From a student’s point of view,  sentences like these appear puzzling.  Young Oliver’s adventures are just starting in  Chapter 2…and there are 51 more chapters like this one! Reading a Dickens’ novel or a passage requires focus and determination.

There is much to be gained by sticking with Dickens, to pushing students out of their comfort zone of 21st Century twittering and texting. Students can develop skills in following the main idea in a selected passage of text. Students can rephrase Dickens’ sentences to better understand his satire. Students can imitate his writing the way painters imitate great artists using his work as “mentor texts”. Finally, students can comment on Dickens’ characters and make connections of these characters to contemporary people, because that is exactly what Dickens did to his own contemporaries.

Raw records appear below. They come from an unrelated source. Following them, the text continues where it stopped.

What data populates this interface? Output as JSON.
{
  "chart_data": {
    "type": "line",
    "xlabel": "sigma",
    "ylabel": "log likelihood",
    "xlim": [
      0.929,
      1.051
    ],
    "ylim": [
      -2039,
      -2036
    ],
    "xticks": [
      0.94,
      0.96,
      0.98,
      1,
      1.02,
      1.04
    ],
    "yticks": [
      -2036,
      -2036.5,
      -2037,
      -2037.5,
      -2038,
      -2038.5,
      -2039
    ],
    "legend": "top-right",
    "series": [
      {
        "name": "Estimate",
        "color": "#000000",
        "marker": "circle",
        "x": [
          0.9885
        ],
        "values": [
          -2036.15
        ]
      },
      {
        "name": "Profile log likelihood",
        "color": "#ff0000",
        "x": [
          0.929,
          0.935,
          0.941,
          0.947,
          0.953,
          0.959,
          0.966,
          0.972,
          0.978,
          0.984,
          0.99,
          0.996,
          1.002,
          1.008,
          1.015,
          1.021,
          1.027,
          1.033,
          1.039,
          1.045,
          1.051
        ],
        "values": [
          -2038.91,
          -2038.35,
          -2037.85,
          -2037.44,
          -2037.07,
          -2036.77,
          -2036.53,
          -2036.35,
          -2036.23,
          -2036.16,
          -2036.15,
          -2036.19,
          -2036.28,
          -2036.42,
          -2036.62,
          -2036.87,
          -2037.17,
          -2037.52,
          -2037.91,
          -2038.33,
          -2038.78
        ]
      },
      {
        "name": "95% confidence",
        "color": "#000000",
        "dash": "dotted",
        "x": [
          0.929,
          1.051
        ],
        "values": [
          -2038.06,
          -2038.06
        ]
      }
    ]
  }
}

Since all literature by Dickens is in the public domain, students have access to an e-text; I do not need copies for each student when students choose to download the book to an e-reader device, and digital copies are excellent when students need to read only a few passages or chapters. The classroom libraries already do contain enough copies of Great Expectations, Oliver Twist, and A Christmas Carol for those students who choose a paper copy. The copies of Dickens’ novels that are available in used book sales are often quite old and musty, but Oprah’s recent selection of Great Expectation and A Tale of Two Cities for her book club may result in newer editions entering the used book market

To date, the cost for these titles? Nothing. The results of teaching the most popular English novelist of the Victorian Era? Priceless.